Since the Brexit vote, eurosceptic parties had sprung up across Europe challenging EU immigration policies, he said, but there had been “one very curious exception” in Ireland.

He criticised Ireland’s membership of the euro as “a currency that frankly you are ill-suited for”, and questioned the country’s political leadership after the “humiliating” experience of “being run by the troika” after the economic crash, along with the merits of being a net contributor to the EU budget.

It is incumbent now upon you to organise, to mobilise, and put up candidates and fight those European elections in just 15 months

“What on Earth is going on in the politics of this country?” he asked the crowd.

Setting out his anti-establishment case, Mr Farage claimed there were “a very large number of men and women” in Ireland who “do not have the democratic representation they deserve”.

“It is incumbent now upon you to organise, to mobilise, and put up candidates and fight those European elections in just 15 months,” he told the conference.

Mr Farage was among a roster of speakers that questioned the country’s continued EU membership, particularly after Brexit; the absence of a plurality of political opinion in Ireland, and the inability to discuss issues such as immigration and border controls without being branded xenophobic.

‘Utter folly’

Trinity College Dublin academic Anthony Coughlan, a long-time critic of EU membership, said it would be "utter folly" for the country to remain in the bloc after Brexit.

“We can take back control of our laws, our borders, our currency, our fisheries, our foreign policy, and have a meaningful neutrality,” he said.

Karen Devine, a lecturer on EU law at DCU, argued the loss of hundreds of billions of euro in fishing stocks due to EU membership and the costly EU-imposed fiscal measures in the bank bailouts were reasons why "Irexit" should be comprehensively studied.

In order to remove them [elected leaders] we have to have a conversation which means we have to remove the media because they will not permit us to have a conversation

“It is not only intellectually lazy not to do so.

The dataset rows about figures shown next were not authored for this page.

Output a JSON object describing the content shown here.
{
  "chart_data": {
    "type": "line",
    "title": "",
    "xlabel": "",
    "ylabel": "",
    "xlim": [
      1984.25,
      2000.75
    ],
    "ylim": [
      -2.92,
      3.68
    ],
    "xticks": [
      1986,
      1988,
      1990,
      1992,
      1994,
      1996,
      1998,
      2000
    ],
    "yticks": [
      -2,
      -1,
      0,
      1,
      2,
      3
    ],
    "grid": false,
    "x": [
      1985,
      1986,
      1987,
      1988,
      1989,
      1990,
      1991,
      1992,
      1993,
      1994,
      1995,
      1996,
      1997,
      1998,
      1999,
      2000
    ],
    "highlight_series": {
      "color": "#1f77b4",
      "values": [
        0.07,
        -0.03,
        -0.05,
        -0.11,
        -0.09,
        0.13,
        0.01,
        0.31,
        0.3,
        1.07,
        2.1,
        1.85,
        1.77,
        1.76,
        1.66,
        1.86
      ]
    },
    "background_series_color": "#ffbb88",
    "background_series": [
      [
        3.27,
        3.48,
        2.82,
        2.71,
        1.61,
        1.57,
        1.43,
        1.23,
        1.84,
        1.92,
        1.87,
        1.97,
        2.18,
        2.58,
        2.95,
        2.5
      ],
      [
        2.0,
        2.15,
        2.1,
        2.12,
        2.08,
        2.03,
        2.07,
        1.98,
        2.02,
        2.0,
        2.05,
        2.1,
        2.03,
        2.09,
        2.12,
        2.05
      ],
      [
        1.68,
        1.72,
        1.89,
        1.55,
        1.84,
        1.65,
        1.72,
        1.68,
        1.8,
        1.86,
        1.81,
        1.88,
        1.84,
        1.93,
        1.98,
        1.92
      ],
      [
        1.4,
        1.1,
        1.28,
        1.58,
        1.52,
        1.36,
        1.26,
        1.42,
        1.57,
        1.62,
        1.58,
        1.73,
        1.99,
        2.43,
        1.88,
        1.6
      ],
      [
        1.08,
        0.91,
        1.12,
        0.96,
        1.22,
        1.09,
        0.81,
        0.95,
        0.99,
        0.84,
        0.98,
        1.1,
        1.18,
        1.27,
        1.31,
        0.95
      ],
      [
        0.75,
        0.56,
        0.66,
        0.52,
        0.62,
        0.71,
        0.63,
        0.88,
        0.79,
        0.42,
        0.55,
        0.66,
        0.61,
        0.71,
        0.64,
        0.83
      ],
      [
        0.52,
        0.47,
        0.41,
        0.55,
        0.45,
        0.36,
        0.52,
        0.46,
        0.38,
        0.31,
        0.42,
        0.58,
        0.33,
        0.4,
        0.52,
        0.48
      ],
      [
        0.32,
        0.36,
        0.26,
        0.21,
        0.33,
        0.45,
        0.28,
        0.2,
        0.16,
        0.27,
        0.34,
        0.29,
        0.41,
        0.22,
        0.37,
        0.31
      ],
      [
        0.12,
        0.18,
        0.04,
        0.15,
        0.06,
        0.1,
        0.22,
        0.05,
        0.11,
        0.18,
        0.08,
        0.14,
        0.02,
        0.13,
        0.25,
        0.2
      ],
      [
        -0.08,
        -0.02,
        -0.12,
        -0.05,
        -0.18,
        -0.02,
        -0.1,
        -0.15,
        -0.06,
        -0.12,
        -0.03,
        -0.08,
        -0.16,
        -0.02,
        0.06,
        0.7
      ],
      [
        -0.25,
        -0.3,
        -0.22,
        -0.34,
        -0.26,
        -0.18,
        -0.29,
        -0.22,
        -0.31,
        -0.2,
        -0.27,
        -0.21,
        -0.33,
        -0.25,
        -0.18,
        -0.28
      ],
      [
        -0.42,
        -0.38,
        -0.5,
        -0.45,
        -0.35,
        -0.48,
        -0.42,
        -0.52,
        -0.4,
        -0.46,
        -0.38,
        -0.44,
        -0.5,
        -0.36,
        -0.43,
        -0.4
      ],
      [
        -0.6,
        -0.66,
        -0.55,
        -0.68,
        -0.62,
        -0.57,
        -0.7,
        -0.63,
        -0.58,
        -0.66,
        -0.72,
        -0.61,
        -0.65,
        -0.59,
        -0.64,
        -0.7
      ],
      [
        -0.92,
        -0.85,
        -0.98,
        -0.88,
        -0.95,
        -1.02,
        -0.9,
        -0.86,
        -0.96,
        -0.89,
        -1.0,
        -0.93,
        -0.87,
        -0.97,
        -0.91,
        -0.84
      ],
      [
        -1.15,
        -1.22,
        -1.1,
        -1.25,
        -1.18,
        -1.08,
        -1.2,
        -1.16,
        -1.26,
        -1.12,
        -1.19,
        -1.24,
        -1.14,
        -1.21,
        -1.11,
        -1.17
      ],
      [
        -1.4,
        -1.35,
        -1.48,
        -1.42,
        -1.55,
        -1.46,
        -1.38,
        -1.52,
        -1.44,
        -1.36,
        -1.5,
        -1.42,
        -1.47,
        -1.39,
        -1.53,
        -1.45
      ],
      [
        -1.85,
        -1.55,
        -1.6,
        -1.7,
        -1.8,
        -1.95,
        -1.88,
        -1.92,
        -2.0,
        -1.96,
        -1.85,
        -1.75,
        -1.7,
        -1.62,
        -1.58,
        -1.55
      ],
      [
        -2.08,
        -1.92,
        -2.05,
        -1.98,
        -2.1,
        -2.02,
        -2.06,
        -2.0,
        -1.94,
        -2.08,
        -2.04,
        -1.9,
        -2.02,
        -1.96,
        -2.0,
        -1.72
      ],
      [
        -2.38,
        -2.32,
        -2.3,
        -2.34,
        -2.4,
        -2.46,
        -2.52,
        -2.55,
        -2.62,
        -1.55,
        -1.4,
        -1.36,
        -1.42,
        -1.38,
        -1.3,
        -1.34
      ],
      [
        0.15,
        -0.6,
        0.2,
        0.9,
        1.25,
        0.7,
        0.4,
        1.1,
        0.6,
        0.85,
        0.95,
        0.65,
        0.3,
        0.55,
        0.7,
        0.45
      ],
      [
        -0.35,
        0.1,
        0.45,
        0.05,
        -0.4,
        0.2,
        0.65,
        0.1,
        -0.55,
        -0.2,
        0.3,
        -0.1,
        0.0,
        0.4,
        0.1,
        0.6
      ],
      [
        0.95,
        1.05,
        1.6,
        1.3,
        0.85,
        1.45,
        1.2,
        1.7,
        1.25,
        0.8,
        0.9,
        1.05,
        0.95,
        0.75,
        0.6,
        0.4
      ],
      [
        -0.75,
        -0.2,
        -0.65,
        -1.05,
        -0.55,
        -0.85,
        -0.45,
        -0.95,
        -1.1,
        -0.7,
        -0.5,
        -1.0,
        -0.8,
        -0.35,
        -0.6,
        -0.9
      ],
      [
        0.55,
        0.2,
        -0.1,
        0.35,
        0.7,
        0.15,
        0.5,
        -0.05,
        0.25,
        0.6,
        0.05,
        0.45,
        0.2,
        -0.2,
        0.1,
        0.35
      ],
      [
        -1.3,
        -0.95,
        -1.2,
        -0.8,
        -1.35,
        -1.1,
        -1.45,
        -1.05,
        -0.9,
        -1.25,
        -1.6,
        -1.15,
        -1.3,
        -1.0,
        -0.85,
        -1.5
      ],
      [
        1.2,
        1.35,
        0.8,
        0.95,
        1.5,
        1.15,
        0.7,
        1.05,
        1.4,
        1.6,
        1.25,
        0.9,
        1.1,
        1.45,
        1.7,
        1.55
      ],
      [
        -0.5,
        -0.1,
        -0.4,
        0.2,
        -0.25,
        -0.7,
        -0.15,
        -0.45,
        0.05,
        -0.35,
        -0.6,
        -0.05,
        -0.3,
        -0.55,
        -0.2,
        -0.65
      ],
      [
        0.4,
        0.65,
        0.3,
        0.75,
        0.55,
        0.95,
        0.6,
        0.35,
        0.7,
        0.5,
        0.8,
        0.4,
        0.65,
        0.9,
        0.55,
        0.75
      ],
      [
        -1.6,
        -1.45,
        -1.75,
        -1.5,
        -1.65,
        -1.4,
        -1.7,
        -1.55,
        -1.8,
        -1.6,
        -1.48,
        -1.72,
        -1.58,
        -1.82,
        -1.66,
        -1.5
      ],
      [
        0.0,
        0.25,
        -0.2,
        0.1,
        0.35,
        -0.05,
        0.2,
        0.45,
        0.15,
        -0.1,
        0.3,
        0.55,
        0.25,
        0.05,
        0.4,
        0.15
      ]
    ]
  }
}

It is patently irrational… in the face of failed democracy at the EU level and the number of treasonous decisions by a self-interested governing elite,” she said.

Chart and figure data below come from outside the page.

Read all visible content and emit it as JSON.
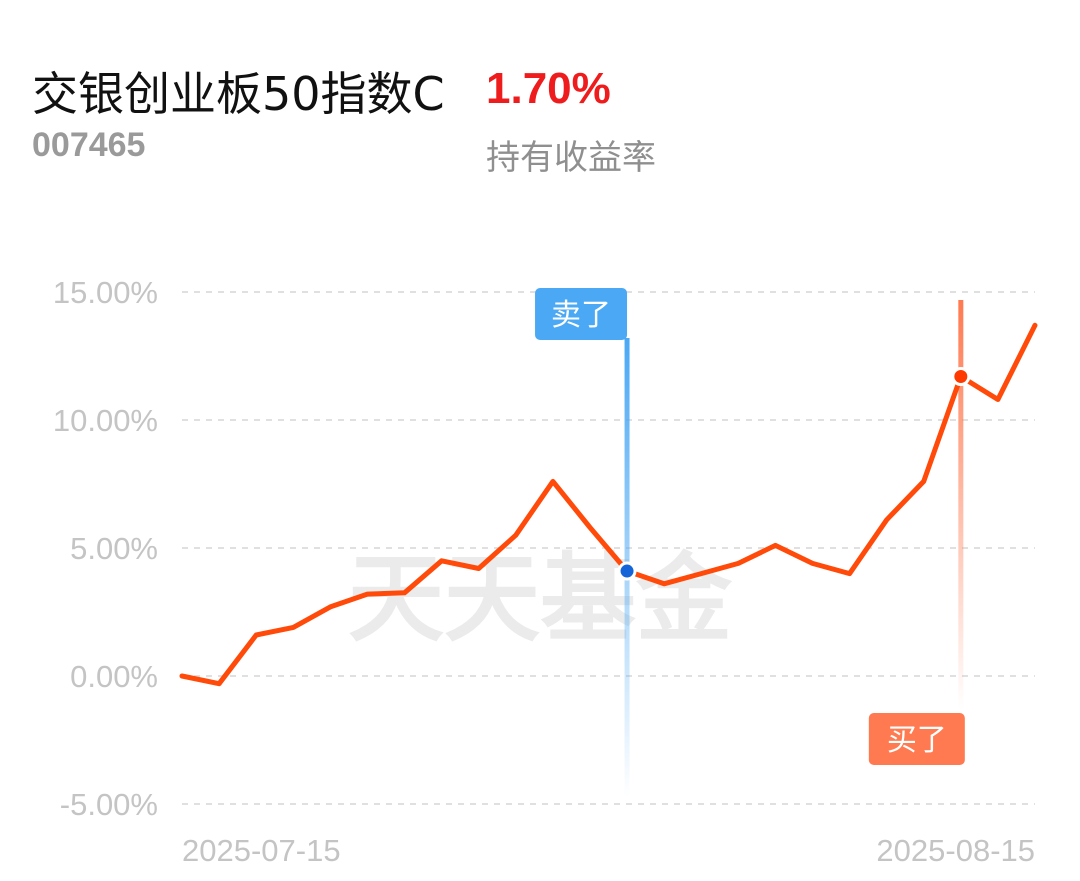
{
  "header": {
    "fund_name": "交银创业板50指数C",
    "fund_code": "007465",
    "holding_return": "1.70%",
    "holding_return_label": "持有收益率"
  },
  "colors": {
    "line": "#ff4a0a",
    "sell": "#4aa8f5",
    "buy": "#ff7a50",
    "return_text": "#ee1c1c",
    "grid": "#e0e0e0",
    "tick_text": "#c4c4c4"
  },
  "watermark": "天天基金",
  "chart_data": {
    "type": "line",
    "title": "",
    "xlabel": "",
    "ylabel": "",
    "ylim": [
      -5,
      15
    ],
    "yticks": [
      15,
      10,
      5,
      0,
      -5
    ],
    "ytick_labels": [
      "15.00%",
      "10.00%",
      "5.00%",
      "0.00%",
      "-5.00%"
    ],
    "xtick_labels": [
      "2025-07-15",
      "2025-08-15"
    ],
    "grid": true,
    "series": [
      {
        "values": [
          0.0,
          -0.3,
          1.6,
          1.9,
          2.7,
          3.2,
          3.25,
          4.5,
          4.2,
          5.5,
          7.6,
          5.8,
          4.1,
          3.6,
          4.0,
          4.4,
          5.1,
          4.4,
          4.0,
          6.1,
          7.6,
          11.7,
          10.8,
          13.7
        ]
      }
    ],
    "annotations": [
      {
        "label": "卖了",
        "index": 12,
        "value": 4.1,
        "kind": "sell"
      },
      {
        "label": "买了",
        "index": 21,
        "value": 11.7,
        "kind": "buy"
      }
    ]
  }
}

Economist Cormac Lucey warned that yielding additional powers over Irish corporate taxation to Brussels would "effectively end Ireland's status as an independent state".

The biggest cheer of the four-hour conference – after Mr Farage's appearance on stage – was in response to criticism from writer and former journalist John Waters when he called for the removal of Ireland's political leaders and the media.

“In order to remove them [elected leaders] we have to have a conversation which means we have to remove the media because they will not permit us to have a conversation,” he said.

‘Fright of its life’

In a public interview with Mr Waters after his address, Mr Farage said that if an anti-EU party contested the 2019 European elections, it would “give the establishment the fright of its life”.

Hermann Kelly, the spokesman for Mr Farage's EFDD grouping, said he hoped the turnout at the conference would spur a new political movement to run candidates in those elections and beyond.

“That is just the start,” he told The Irish Times.

Mr Waters told this newspaper he was not a politician, but if nobody else stepped forward as a candidate for the “alternative voice” not heard in Irish politics, but represented at the conference, he would.

“I would prefer that this cup would pass on to somebody else, but at the end of the day you can’t keep talking about the state of our country unless you are prepared to go the distance,” he said.

“If there is nobody else, I would certainly do it.”